Surfing the wine shelves

-- 2002 ForestVille Vineyard Zinfandel at $5.99. Jammy dark fruit and pepper made this wine a good buy for $6.

-- Mumm Napa Cuvee M at $18. Made from a blend of mainly chardonnay and pinot noir grapes, this bubbly had an aroma of honey, peaches, pears and vanilla oak. It had a creamy texture and a long finish.

-- 2002 Kenwood Pinot Noir at $17. This was a medium-bodied pinot with lots of plum, cherry and black cherry flavors with hints of cedar.

-- 2001 Napanook at $39. This wine was made in a Bordeaux-style blend of cabernet sauvignon. The wine had a spicy aroma, with blueberries, cocoa and smoke. It was fruity on the palate with a silky texture.

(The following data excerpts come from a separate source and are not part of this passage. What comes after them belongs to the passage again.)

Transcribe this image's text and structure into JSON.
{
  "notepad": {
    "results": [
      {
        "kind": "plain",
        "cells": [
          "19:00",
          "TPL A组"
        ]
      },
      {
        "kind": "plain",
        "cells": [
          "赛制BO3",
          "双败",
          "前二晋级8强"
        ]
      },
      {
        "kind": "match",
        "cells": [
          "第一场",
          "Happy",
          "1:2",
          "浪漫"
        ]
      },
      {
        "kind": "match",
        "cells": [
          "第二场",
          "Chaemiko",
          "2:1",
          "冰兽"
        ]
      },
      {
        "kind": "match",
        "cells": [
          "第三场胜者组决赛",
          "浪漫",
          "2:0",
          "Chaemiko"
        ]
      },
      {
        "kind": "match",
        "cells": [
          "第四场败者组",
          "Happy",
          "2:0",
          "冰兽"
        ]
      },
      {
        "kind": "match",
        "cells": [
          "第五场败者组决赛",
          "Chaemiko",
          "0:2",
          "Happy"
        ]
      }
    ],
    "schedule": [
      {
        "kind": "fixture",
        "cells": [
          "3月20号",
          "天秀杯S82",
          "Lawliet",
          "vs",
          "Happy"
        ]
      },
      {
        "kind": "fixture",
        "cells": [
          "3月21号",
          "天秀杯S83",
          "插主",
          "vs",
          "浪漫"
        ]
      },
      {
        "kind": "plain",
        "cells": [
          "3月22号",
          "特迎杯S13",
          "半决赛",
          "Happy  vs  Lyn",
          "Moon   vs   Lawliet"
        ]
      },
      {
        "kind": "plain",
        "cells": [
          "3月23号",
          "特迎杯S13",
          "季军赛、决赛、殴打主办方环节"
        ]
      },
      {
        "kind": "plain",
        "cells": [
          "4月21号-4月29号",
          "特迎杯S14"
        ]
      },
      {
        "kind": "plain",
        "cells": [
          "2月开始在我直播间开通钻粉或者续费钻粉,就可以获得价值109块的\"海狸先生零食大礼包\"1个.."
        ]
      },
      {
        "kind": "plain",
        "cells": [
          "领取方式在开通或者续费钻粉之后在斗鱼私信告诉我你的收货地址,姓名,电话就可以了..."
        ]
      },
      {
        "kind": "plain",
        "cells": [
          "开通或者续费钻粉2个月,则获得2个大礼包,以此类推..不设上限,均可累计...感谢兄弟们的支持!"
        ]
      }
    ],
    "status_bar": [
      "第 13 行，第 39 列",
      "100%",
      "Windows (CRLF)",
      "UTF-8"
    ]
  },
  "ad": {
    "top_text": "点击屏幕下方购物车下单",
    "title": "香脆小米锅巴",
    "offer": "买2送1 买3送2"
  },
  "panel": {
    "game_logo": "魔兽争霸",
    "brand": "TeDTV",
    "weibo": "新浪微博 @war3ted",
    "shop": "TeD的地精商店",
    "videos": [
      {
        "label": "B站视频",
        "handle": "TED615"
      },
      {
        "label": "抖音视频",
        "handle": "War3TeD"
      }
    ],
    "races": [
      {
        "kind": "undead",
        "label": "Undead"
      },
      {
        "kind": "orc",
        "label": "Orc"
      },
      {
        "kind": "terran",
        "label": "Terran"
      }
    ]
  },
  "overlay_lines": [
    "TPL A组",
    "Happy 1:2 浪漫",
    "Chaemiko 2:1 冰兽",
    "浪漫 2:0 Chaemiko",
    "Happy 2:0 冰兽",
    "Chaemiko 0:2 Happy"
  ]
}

-- 2000 Treana Red at $32. This wine was a blend of cabernet sauvignon, syrah and merlot. It had a dusty, leathery aroma with black currants and dark fruit. The finish was fruity and lengthy.

-- 2002 Reynolds NSW Shiraz at $8.99. An excellent value at this price, this wine had a spicy aroma with dark fruit and lots of oak. In the mouth, it was full-bodied with surprising complexity.

-- 2003 Rosemount Chardonnay at $10. This aroma offered peaches, honeydew melon and lemon. In the mouth, it had a creamy texture and more citrus flavors.

-- 2001 Rancho Zabaco Dry Creek Reserve Zinfandel at $18. The winery added some petite syrah to the zinfandel to give it some backbone. The result was a smooth, easy-drinking zin with plenty of fruit and pepper.

-- 2001 Roriz Douro Reserva at $24. This Portuguese red wine was extraordinary at this price, full-bodied with spicy aromas, dark jammy fruits and plenty of oak. Nice chocolate flavors accented the plum and black cherry flavors on the palate.

-- 2002 Greg Norman Estates Victoria Chardonnay at $14. This wine's aroma showed a lot of soft fruit -- peaches, tangerines, honeydew melon and lemon. The wine on the palate was creamy with a soft finish.